Dear Annie: I live in a small town. My mother died a couple of years ago, and around that same time, a friend of mine had just lost his home and was looking for someplace to live. So, I told him he could move in with me and help pay the bills. It’s been a good arrangement for us both. But I recently learned that people have been spreading rumors that I’m gay — which I’m not. I date women, although I’m currently single. (I had my heart broken last year, and I’ve been hesitant to date again.) What should I do about this gossip? — Mischaracterized
Dear Mischaracterized: These folks must be pretty bored to sit at home making up stories about you. It brings to mind a saying commonly attributed to Eleanor Roosevelt: “Great minds discuss ideas. Average minds discuss events. Small minds discuss people.” My advice to you is to keep living your life; let the small minds waste theirs. Focus on mending that broken heart.

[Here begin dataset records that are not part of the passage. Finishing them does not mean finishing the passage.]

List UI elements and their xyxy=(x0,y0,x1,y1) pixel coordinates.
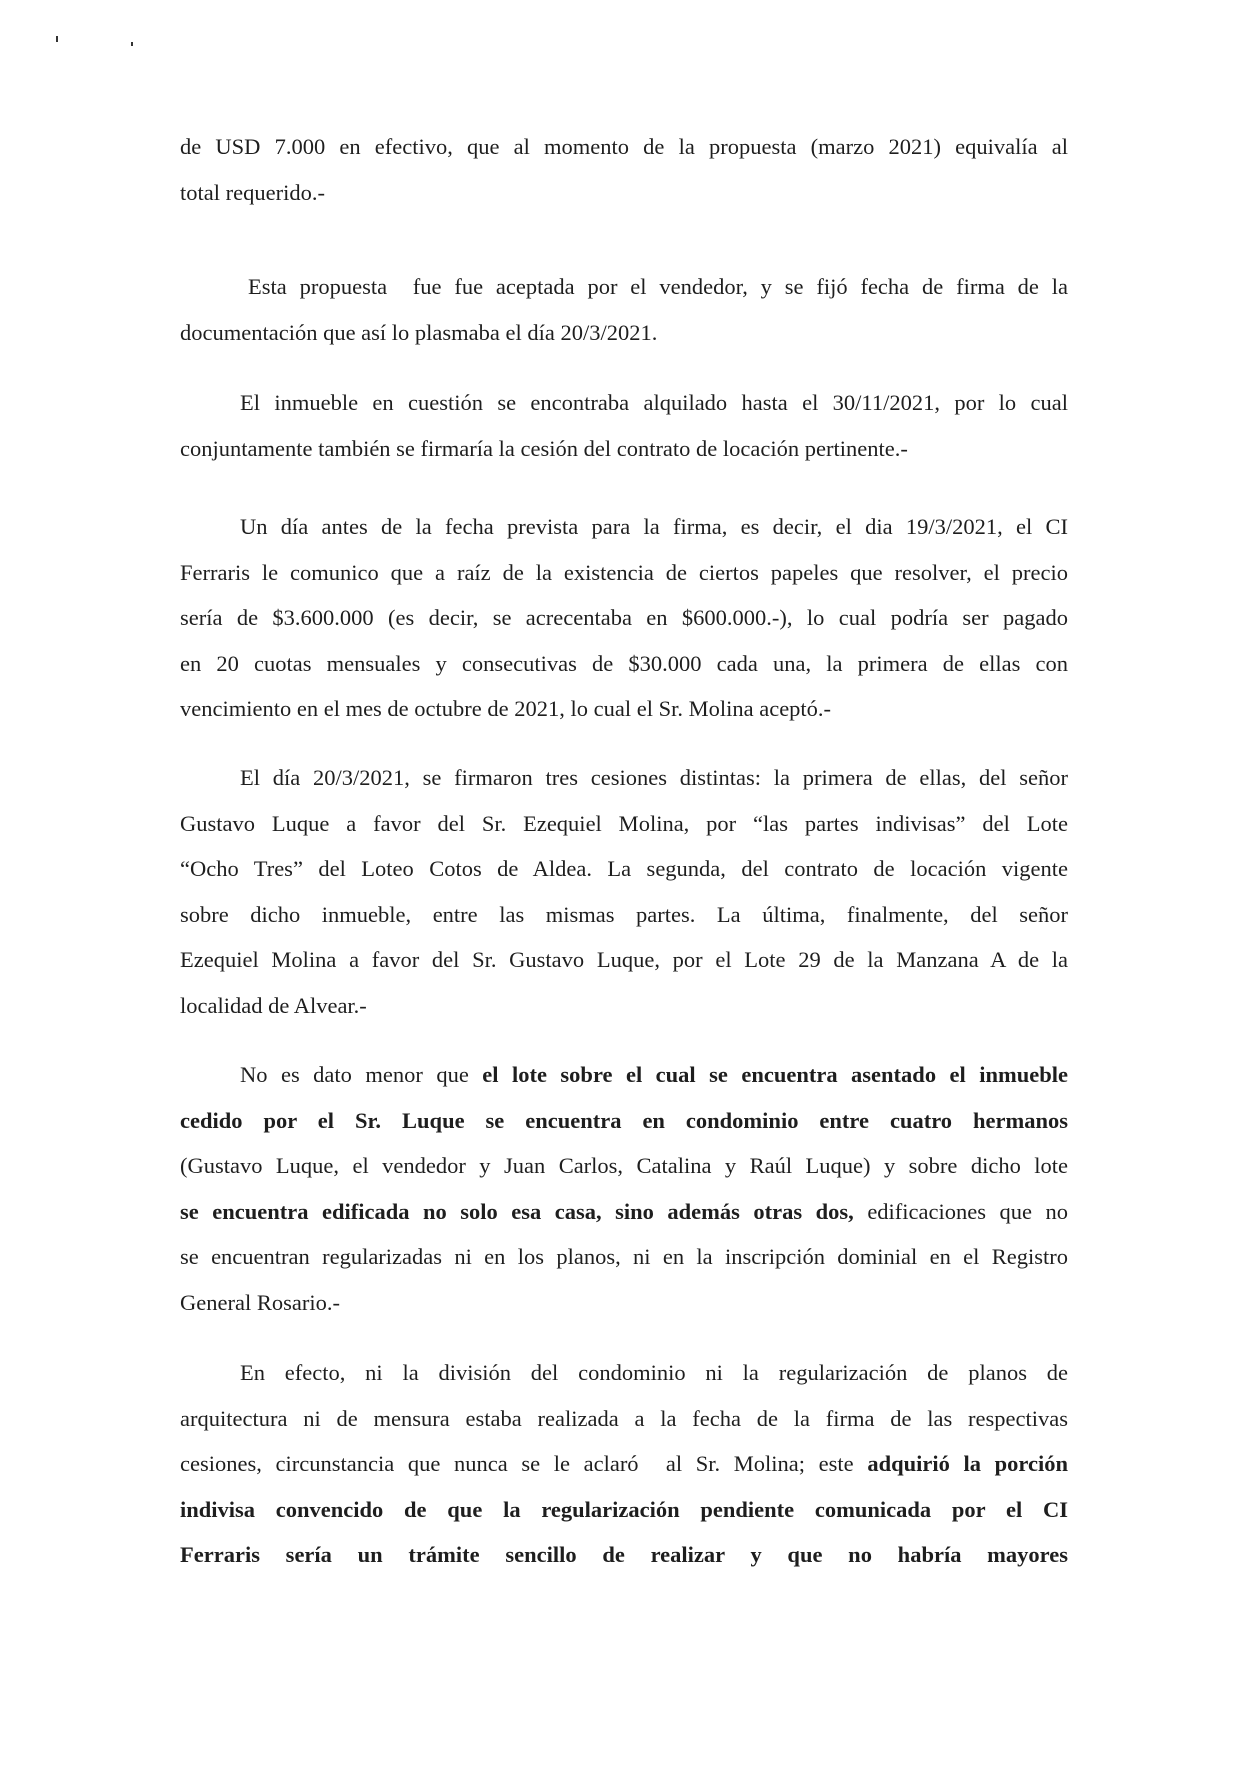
text-line xyxy=(180,380,1068,426)
text-run-bold: indivisa convencido de que la regularización pendiente comunicada por el CI xyxy=(180,1496,1068,1522)
text-run: Esta propuesta fue fue aceptada por el vendedor, y se fijó fecha de firma de la xyxy=(248,274,1068,299)
text-line xyxy=(180,1487,1068,1533)
text-line xyxy=(180,1143,1068,1189)
text-run: El día 20/3/2021, se firmaron tres cesiones distintas: la primera de ellas, del señor xyxy=(240,765,1068,790)
text-line xyxy=(180,1280,1068,1326)
text-line xyxy=(180,1441,1068,1487)
text-run: se encuentran regularizadas ni en los planos, ni en la inscripción dominial en el Registro xyxy=(180,1244,1068,1269)
text-run: en 20 cuotas mensuales y consecutivas de $30.000 cada una, la primera de ellas con xyxy=(180,650,1068,676)
paragraph xyxy=(180,380,1068,471)
text-run: Ezequiel Molina a favor del Sr. Gustavo Luque, por el Lote 29 de la Manzana A de la xyxy=(180,947,1068,972)
scan-speck xyxy=(56,36,58,42)
text-run: General Rosario.- xyxy=(180,1289,340,1315)
paragraph xyxy=(180,264,1068,355)
text-line xyxy=(180,846,1068,892)
text-line xyxy=(180,641,1068,687)
text-run: cesiones, circunstancia que nunca se le aclaró al Sr. Molina; este xyxy=(180,1451,868,1476)
text-line xyxy=(180,1052,1068,1098)
text-line xyxy=(180,310,1068,356)
text-line xyxy=(180,595,1068,641)
text-run: sería de $3.600.000 (es decir, se acrecentaba en $600.000.-), lo cual podría ser pagado xyxy=(180,605,1068,630)
text-run-bold: el lote sobre el cual se encuentra asentado el inmueble xyxy=(482,1062,1068,1087)
text-line xyxy=(180,550,1068,596)
paragraph xyxy=(180,1350,1068,1578)
text-line xyxy=(180,983,1068,1029)
text-run: total requerido.- xyxy=(180,179,325,205)
text-line xyxy=(180,1532,1068,1578)
text-line xyxy=(180,801,1068,847)
text-line xyxy=(180,1350,1068,1396)
paragraph xyxy=(180,1052,1068,1325)
text-run: No es dato menor que xyxy=(240,1062,483,1087)
paragraph xyxy=(180,504,1068,732)
text-run: Gustavo Luque a favor del Sr. Ezequiel Molina, por “las partes indivisas” del Lote xyxy=(180,810,1068,836)
text-run-bold: adquirió la porción xyxy=(867,1451,1068,1476)
text-run: sobre dicho inmueble, entre las mismas partes. La última, finalmente, del señor xyxy=(180,901,1068,927)
text-line xyxy=(180,1396,1068,1442)
text-line xyxy=(180,426,1068,472)
text-run-bold: se encuentra edificada no solo esa casa, sino además otras dos, xyxy=(180,1198,854,1224)
text-line xyxy=(180,504,1068,550)
text-run: Un día antes de la fecha prevista para la firma, es decir, el dia 19/3/2021, el CI xyxy=(240,514,1068,539)
text-line xyxy=(180,264,1068,310)
text-run: vencimiento en el mes de octubre de 2021, lo cual el Sr. Molina aceptó.- xyxy=(180,696,832,721)
text-run: arquitectura ni de mensura estaba realizada a la fecha de la firma de las respectivas xyxy=(180,1405,1068,1431)
text-run: Ferraris le comunico que a raíz de la existencia de ciertos papeles que resolver, el precio xyxy=(180,559,1068,585)
text-run: documentación que así lo plasmaba el día 20/3/2021. xyxy=(180,319,658,345)
text-line xyxy=(180,124,1068,170)
text-line xyxy=(180,755,1068,801)
text-run-bold: Ferraris sería un trámite sencillo de realizar y que no habría mayores xyxy=(180,1542,1068,1567)
text-run: (Gustavo Luque, el vendedor y Juan Carlos, Catalina y Raúl Luque) y sobre dicho lote xyxy=(180,1153,1068,1178)
text-line xyxy=(180,1234,1068,1280)
text-run: edificaciones que no xyxy=(853,1198,1069,1224)
text-line xyxy=(180,1098,1068,1144)
text-run: de USD 7.000 en efectivo, que al momento de la propuesta (marzo 2021) equivalía al xyxy=(180,134,1068,159)
text-run: conjuntamente también se firmaría la cesión del contrato de locación pertinente.- xyxy=(180,435,908,461)
text-line xyxy=(180,937,1068,983)
text-line xyxy=(180,1189,1068,1235)
text-line xyxy=(180,892,1068,938)
scan-speck xyxy=(131,42,133,46)
text-run: localidad de Alvear.- xyxy=(180,992,367,1018)
text-run: En efecto, ni la división del condominio ni la regularización de planos de xyxy=(240,1360,1068,1385)
paragraph xyxy=(180,755,1068,1028)
paragraph xyxy=(180,124,1068,215)
text-line xyxy=(180,170,1068,216)
text-run: “Ocho Tres” del Loteo Cotos de Aldea. La segunda, del contrato de locación vigente xyxy=(180,856,1068,881)
text-run-bold: cedido por el Sr. Luque se encuentra en condominio entre cuatro hermanos xyxy=(180,1107,1068,1133)
text-run: El inmueble en cuestión se encontraba alquilado hasta el 30/11/2021, por lo cual xyxy=(240,390,1068,415)
text-line xyxy=(180,686,1068,732)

Dear Annie: I think your advice to “Helpless Husband” — and to anyone who lives or has lived with someone in active addiction — was spot on. I would like to add that it is incredibly helpful to find a group that has a “beginners meeting” in addition to the regular Al-Anon Family Group meeting.
I tried several different meetings, but I never seemed to understand what was going on. Everyone was friendly and familiar with one another, and even though they were very welcoming, I felt a bit out of place, and I stopped going. It wasn’t until I was referred to an Al-Anon Family Group that had a beginners meeting alongside their regular meeting that I finally felt comfortable. Being with other “beginners” was super helpful because we were all learning about the program, and when we finally joined the larger group, we could follow along and actively participate. My group recommends six beginner meetings. (During our lockdown-era weekly Zoom meetings, because we couldn’t really leave and go into another room for a beginner meeting, several members would stay on at the end to have a smaller beginners meeting for any newcomers who wished to stay on the call.)
I would also like to add that each meeting has its own personality, and it may take going to a few different groups before you find your tribe; please don’t give up! I have been with my group for two years now, and I can honestly say working with the Al-Anon program has changed my life in ways I could have never imagined. I thank my lucky stars for these people and this program every day. — Grateful Member
Dear Grateful: I will gladly take any chance I can to recommend Al-Anon. It truly is a wonderful program, and I hope your firsthand testimonial encourages others to give it a try. Meeting details, including for telephone and virtual meetings, are available at https://www.al-anon.org.
Dear Annie: It seems some people write to you who get frustrated with loved ones who vent about the same situations over and over, without taking constructive steps. I have three grown children, and my youngest likes to vent about work situations in that way. She definitely does not want advice — yet as a parent, I always want to fix her problem. My solution was to put the shush emoji next to her name in my cellphone. It reminds me not to give unsolicited advice. — Parent Who Knows
Dear PWK: This is a clever tip. When we remember that friends are usually just looking for an ear, we save ourselves a lot of trouble. People seldom take solicited advice, let alone unsolicited advice.